Parent plan: PLAN-eventlog-direct-mariadb.md. Predecessors: Phase 1, Phase 2.

Scope

Phase 3 moves the per-event-type prune sweep from sf-eventlog into the cluster daemon's existing scheduled- task loop, running daily. After this phase ships, the cluster maintainer (one node at a time, behind the cluster ClusterLock) ages rows out of the new events / event_objects tables according to the existing eight MAX_{TYPE}_EVENT_AGE configs. sf-eventlog's own per- sqlite prune loop still runs against the (now stale) sqlite chunks and is harmless; it's deleted in phase 5.

The phase covers:

  • Three new _direct_prune_* functions on sf-database for the per-event-type prune, the api-request object- type override, and the orphan-events sweep.
  • Two new Prometheus counters: database_events_pruned_total{event_type=...} for the per-type and api-request sweeps, and database_orphan_events_pruned_total for the post- sweep orphan cleanup. Both at module scope in mariadb.py, picked up automatically on sf-database's existing metrics endpoint via the shared default registry.
  • One new sf-database RPC: PruneEvents. Single RPC rather than three because the orchestration (seven event_types + api-request + orphan sweep, each internally batched) is simpler inside the direct function than it is over the wire, and the prune is a once-a-day call where "long RPC" is acceptable.
  • A new scheduled task scheduled_tasks.prune_events running schedule.every(1).days.do(...) from the cluster daemon's main loop, gated behind the cluster election lock that the maintainer already holds.
  • Multi-object retention semantics preserved exactly per the master plan's decision 4: an events row is deleted only once its last event_objects row has been pruned. An event touching N objects survives until all N objects' retention windows have dropped it.

Out of scope (deferred):

  • The read RPC and REST cut-over (phase 4).
  • Deleting sf-eventlog and the DLQ (phase 5).
  • Docs (phase 6).
  • sf-eventlog's own per-sqlite prune loop. It keeps running against the now-stale sqlite chunks until phase 5 deletes it; harmless.

Prune semantics

Three logical stages per daily sweep, ordered as below because stage A and B both target event_objects rows (order doesn't matter between them) but stage C runs after both to clean up events that lost their last reference.

Stage A — per event_type prune. For each of the seven event_type configs:

MAX_AUDIT_EVENT_AGE      90 d
MAX_MUTATE_EVENT_AGE     90 d
MAX_STATUS_EVENT_AGE      7 d
MAX_USAGE_EVENT_AGE      30 d
MAX_RESOURCES_EVENT_AGE   7 d
MAX_PRUNE_EVENT_AGE      30 d
MAX_HISTORIC_EVENT_AGE   90 d

Delete every event_objects row whose event has event_type = X and timestamp < now - MAX_X_EVENT_AGE. A MAX_X_EVENT_AGE = -1 config disables that type's prune, mirroring the existing eventlog daemon's behaviour.

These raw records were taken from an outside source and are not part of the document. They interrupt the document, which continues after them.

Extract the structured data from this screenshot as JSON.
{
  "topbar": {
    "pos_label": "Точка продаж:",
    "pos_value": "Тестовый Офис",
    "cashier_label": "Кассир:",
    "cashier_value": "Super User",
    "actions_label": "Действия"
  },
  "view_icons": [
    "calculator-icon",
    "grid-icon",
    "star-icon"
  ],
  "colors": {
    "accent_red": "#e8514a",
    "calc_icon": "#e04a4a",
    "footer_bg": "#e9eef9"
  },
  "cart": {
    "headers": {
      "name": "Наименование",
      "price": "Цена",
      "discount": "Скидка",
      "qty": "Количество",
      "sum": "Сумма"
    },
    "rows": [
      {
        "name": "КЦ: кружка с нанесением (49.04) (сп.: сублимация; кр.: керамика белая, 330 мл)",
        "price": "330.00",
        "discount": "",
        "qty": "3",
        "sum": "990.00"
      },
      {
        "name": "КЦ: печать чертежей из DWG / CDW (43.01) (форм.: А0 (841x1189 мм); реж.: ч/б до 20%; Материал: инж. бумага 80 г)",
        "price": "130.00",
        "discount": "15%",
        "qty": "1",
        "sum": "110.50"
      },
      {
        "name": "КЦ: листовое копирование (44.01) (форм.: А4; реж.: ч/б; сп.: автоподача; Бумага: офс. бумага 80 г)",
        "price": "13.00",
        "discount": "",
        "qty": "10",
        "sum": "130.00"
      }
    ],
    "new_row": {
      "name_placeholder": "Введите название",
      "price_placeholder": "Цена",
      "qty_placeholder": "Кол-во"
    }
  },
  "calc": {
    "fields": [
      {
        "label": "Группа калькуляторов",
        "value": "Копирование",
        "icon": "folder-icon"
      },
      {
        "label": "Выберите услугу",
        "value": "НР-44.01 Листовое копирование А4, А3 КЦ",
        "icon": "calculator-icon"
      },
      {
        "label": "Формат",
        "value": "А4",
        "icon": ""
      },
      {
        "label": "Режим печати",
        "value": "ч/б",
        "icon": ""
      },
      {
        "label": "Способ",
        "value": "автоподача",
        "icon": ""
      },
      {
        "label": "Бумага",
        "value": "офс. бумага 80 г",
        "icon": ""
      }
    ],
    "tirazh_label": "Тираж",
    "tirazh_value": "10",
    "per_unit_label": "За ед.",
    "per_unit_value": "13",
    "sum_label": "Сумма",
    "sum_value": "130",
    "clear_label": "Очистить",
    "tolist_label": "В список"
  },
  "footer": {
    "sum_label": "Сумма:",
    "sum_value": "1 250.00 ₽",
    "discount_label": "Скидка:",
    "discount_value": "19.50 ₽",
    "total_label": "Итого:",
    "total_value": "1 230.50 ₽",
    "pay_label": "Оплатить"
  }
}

Stage B — api-request object-type override. The existing eventlog daemon special-cases events tied to api-request objects: regardless of event_type, they age out at MAX_API_REQUEST_EVENT_AGE (1 day). In the two-table model this becomes a prune of event_objects rows where object_type = 'api-request' and the referenced event is older than MAX_API_REQUEST_EVENT_AGE. An event tied to both an api-request and an instance loses its api-request reference after 1 day but the event row stays alive (and visible from the instance's stream) until the instance reference is dropped by stage A.

Stage C — orphan events sweep. After stages A and B, delete events rows whose event_uuid is no longer referenced by any event_objects row. This is the rule that gives the "delete event only once its last object reference is gone" semantics.

SQL design

All three stages use a paged LIMIT-and-loop pattern to avoid long lock holds on what is potentially the largest table on the database node. Batch size 10000 matches the existing eventlog daemon's per-sweep cap and is small enough to commit in a fraction of a second on a healthy InnoDB even when the rows being deleted are spread across many pages.

Stage A

DELETE eo
FROM event_objects eo
JOIN events e ON eo.event_uuid = e.event_uuid
WHERE e.event_type = %s
  AND e.timestamp < %s
LIMIT 10000;

Drives off the (event_type, timestamp) index on events for the cutoff scan, joins to event_objects via the secondary (event_uuid) index, and deletes the join row. Loop until rowcount < 10000.

Stage B

DELETE eo
FROM event_objects eo
JOIN events e ON eo.event_uuid = e.event_uuid
WHERE eo.object_type = 'api-request'
  AND e.timestamp < %s
LIMIT 10000;

Drives off the event_objects PK prefix (object_type, ...) for the api-request filter and joins to events for the cutoff. Loop until rowcount < 10000.

Stage C

DELETE e
FROM events e
LEFT JOIN event_objects eo ON e.event_uuid = eo.event_uuid
WHERE eo.event_uuid IS NULL
LIMIT 10000;

Anti-join via the events PK and the event_objects secondary (event_uuid) index. Loop until rowcount < 10000.

Why no FK CASCADE

The phase 1 schema deliberately omitted the foreign key between event_objects.event_uuid and events.event_uuid, matching the project convention on object_states / object_metadata / cluster_operation_targets. With no FK there is no cascade and the two-stage delete is explicit. The benefit: stages A and B don't pay any per-row FK check cost, and stage C can be a clean anti-join without the referential-integrity overhead.

Counter design

Two counters at module scope in mariadb.py, mirroring the phase 2d EVENTS_INSERTED pattern:

EVENTS_PRUNED = Counter(
    'database_events_pruned_total',
    'Event-object rows pruned, by event type (and the '
    'synthetic "api-request" type for the object-type '
    'override sweep).',
    ['event_type']
)

ORPHAN_EVENTS_PRUNED = Counter(
    'database_orphan_events_pruned_total',
    'Events rows pruned because no event_objects row '
    'referenced them.'
)

Incremented inside the respective _direct_prune_* functions by the rowcount of each successful batch. The api-request override increments EVENTS_PRUNED.labels(event_type='api-request'), which is a synthetic label value (not a real event_type) chosen so operators can distinguish object-type-override prunes from regular per-type prunes in the same metric.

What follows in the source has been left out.